Ophthalmology Compliance Checklist

Compliance Area Requirement
CPT Coding Accurate Code Selection
ICD-10 Coding Diagnosis Specificity
Modifiers Proper Usage
Documentation Complete Support
Diagnostic Testing Interpretation Required
Global Surgery Modifier Compliance
Prior Authorization Documentation Retention

Practices that conduct periodic internal audits often identify revenue risks before they become payer audit issues.

Ophthalmology KPI Benchmarks

Revenue Cycle Benchmarks

KPI High-Performing Practice Industry Average
Clean Claim Rate 95%+ 85%–90%
First-Pass Resolution Rate 90%+ 75%–85%
Denial Rate Less than 5% 8%–12%
Days in A/R Less than 35 Days 45–60 Days
Net Collection Rate 96%+ 88%–93%
Claim Rejection Rate Less than 3% 5%–8%

Conclusion

Accurate billing requires proper Ophthalmology CPT codes, ICD-10 diagnosis selection, modifier usage, documentation, and adherence to global surgery and payer guidelines. As reimbursement requirements continue evolving, practices that monitor denials, maintain strong documentation, and track revenue cycle performance are better positioned to improve collections and reduce compliance risk. For organizations facing persistent coding challenges, aging A/R, or increasing denial rates, specialized ophthalmology coding support can help strengthen reimbursement and operational efficiency.

FAQ’s

What are the most commonly used ophthalmology CPT codes?

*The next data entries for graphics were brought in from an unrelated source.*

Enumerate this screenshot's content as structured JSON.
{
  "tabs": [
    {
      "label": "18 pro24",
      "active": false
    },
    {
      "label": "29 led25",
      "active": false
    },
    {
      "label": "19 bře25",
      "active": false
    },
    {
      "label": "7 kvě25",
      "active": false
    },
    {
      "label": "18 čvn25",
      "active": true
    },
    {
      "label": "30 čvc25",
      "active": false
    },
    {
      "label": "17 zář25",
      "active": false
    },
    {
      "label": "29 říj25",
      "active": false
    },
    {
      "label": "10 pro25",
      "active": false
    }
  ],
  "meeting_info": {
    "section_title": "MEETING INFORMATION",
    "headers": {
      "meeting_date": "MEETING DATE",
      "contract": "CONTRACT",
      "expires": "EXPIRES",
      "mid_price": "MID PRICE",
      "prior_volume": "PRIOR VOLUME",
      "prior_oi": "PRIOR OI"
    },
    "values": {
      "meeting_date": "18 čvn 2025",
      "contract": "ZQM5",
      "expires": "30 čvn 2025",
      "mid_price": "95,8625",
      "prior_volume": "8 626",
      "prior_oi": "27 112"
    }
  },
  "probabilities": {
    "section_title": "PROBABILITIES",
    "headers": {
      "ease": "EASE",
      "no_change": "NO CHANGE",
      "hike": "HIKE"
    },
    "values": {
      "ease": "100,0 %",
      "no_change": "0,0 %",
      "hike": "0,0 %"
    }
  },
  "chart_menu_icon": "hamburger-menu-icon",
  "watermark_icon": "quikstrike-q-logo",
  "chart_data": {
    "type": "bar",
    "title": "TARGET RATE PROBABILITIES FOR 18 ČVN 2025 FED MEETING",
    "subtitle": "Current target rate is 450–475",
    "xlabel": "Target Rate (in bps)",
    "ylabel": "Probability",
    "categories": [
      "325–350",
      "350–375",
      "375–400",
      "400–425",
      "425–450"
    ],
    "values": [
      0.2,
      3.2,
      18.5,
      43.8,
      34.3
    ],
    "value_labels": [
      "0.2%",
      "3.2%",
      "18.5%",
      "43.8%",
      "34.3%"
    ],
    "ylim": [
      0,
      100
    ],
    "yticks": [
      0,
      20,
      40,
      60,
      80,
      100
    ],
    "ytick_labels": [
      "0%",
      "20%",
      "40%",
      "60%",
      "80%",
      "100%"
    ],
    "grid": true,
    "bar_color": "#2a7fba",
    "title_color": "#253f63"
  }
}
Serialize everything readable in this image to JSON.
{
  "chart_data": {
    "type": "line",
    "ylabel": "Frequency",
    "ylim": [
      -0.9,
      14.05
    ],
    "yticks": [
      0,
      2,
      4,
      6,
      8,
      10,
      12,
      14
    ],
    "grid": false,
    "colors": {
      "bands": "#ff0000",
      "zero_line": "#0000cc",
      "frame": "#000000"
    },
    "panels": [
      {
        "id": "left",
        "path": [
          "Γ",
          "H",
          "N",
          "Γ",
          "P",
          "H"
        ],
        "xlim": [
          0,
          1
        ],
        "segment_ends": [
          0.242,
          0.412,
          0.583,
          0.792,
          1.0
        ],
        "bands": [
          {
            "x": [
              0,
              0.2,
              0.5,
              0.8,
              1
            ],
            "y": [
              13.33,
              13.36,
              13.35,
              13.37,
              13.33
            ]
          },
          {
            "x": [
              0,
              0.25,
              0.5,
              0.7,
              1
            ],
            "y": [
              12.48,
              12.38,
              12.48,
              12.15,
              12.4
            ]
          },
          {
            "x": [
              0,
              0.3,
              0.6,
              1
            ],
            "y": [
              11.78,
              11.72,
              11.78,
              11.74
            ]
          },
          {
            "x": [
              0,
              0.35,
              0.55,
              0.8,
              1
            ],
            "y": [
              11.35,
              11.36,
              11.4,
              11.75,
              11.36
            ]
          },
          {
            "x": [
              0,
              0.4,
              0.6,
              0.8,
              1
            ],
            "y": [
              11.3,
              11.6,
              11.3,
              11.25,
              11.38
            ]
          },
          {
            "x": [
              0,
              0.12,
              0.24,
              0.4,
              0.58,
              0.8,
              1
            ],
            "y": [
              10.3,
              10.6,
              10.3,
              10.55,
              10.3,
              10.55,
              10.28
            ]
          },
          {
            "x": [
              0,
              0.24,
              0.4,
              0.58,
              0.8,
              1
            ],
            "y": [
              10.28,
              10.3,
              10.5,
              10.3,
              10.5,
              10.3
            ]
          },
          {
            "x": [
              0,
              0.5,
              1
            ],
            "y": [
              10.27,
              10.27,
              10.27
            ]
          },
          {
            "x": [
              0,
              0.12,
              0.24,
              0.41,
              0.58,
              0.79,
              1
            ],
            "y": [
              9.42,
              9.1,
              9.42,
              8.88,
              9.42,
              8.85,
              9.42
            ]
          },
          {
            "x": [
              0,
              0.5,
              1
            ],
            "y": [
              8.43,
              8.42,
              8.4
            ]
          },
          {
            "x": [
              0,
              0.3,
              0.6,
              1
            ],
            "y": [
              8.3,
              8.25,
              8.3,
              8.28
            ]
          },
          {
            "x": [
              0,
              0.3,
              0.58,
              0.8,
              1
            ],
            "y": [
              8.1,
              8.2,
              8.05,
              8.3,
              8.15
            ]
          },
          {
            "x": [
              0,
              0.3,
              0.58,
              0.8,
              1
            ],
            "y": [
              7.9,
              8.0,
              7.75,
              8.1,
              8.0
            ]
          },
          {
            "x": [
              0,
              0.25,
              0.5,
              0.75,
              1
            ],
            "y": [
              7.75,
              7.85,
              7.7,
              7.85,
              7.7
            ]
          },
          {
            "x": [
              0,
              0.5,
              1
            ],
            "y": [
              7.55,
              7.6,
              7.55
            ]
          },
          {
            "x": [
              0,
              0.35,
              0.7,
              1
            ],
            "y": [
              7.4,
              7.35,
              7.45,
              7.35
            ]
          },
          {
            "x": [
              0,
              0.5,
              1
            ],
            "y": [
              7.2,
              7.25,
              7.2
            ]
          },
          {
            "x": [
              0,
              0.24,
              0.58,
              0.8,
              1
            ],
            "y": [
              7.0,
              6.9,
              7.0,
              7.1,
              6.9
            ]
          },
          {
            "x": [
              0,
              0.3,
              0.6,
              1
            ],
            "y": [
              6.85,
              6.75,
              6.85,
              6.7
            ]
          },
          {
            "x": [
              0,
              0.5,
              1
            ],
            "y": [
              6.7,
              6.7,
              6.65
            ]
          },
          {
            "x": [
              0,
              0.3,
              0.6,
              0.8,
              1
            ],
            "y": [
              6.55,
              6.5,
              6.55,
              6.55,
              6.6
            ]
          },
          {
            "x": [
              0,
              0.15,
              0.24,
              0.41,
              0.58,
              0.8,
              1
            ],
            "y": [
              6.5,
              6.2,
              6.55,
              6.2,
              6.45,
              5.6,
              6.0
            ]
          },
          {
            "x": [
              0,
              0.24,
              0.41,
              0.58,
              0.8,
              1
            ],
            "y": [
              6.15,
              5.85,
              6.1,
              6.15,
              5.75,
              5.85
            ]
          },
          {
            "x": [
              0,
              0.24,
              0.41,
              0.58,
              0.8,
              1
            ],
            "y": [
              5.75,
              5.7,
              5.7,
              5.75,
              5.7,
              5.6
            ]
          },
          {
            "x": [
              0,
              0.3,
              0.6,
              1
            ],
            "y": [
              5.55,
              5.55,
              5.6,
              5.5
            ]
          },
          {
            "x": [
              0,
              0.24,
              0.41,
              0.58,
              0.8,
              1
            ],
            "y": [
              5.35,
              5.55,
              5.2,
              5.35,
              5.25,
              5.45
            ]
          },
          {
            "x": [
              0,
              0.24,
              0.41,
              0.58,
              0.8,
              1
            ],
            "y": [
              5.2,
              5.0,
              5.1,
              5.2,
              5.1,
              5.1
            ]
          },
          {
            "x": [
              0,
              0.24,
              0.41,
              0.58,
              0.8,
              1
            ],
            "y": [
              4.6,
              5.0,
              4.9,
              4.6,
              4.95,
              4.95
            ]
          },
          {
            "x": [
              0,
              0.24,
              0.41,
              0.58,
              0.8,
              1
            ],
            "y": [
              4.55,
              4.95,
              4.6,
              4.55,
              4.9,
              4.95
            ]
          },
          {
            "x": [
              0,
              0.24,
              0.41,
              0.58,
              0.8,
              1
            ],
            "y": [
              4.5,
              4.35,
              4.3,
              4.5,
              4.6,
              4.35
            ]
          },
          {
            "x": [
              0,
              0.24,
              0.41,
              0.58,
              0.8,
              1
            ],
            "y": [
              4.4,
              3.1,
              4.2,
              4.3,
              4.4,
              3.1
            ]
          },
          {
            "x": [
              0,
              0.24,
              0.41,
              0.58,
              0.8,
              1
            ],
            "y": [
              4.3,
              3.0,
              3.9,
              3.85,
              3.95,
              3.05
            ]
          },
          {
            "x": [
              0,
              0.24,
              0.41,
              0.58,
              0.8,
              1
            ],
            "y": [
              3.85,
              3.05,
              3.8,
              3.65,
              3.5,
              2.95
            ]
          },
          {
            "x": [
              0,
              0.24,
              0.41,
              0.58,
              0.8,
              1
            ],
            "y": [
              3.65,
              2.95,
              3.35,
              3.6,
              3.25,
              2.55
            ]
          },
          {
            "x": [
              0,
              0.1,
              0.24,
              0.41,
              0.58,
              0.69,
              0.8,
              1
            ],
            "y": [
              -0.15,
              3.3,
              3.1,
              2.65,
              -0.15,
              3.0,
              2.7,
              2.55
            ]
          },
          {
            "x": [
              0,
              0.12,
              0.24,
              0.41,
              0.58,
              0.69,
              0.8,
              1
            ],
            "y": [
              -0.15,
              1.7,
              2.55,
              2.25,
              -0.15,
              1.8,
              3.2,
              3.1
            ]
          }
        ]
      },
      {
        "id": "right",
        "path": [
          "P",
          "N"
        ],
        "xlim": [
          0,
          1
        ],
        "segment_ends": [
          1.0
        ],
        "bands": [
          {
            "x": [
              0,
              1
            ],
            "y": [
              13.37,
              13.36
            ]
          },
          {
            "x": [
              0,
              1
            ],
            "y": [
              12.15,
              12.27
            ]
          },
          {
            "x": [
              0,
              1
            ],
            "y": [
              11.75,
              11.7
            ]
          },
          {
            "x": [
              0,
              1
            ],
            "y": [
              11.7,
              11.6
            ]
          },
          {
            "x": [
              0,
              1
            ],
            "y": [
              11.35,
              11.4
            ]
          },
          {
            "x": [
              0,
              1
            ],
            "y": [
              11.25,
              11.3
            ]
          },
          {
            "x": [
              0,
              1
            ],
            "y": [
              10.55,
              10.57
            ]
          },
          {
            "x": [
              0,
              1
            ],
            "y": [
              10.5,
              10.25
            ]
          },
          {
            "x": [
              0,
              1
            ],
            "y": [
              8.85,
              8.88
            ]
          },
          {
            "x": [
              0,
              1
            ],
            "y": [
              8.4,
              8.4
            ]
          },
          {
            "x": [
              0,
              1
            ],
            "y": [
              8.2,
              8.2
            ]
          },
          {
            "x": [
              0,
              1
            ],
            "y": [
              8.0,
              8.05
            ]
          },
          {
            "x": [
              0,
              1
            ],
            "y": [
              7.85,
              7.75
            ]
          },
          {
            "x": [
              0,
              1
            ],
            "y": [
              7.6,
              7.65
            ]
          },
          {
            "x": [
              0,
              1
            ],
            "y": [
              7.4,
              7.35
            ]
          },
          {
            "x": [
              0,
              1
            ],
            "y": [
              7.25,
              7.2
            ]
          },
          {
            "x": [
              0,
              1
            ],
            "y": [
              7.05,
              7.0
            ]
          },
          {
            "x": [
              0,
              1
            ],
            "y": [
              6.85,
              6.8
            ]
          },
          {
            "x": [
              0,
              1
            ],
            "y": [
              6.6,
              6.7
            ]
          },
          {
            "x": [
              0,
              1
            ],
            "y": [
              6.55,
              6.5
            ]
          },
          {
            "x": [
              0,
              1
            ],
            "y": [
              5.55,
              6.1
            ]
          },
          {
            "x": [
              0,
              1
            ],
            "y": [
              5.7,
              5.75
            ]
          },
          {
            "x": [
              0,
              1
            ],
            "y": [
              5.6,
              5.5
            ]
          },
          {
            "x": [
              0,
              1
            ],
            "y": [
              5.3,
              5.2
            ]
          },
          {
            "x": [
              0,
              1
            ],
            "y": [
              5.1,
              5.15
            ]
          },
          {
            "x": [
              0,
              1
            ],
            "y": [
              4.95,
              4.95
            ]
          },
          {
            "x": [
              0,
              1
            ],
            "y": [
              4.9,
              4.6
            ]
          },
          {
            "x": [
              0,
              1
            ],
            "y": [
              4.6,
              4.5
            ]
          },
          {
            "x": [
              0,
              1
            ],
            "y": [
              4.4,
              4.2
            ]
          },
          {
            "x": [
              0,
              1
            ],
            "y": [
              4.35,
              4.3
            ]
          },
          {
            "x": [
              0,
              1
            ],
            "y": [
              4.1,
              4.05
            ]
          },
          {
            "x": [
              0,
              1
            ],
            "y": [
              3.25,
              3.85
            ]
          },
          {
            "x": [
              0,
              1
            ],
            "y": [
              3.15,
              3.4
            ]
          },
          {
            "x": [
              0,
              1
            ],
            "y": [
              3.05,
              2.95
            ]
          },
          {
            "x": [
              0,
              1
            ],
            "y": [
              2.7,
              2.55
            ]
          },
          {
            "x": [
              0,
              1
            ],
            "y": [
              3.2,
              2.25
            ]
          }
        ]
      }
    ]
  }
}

Commonly reported codes include 92002, 92004, 92012, 92014, 92133, 92134, 92250, 67028, 66984, and 65855.

Can ophthalmologists bill E/M and diagnostic testing on the same day?

Yes. When medically necessary and properly documented, E/M services and diagnostic testing may be billed on the same date of service.

What modifier is commonly used when an E/M service is provided with a procedure?

Modifier -25 is commonly used when a significant, separately identifiable E/M service is performed on the same day as a procedure.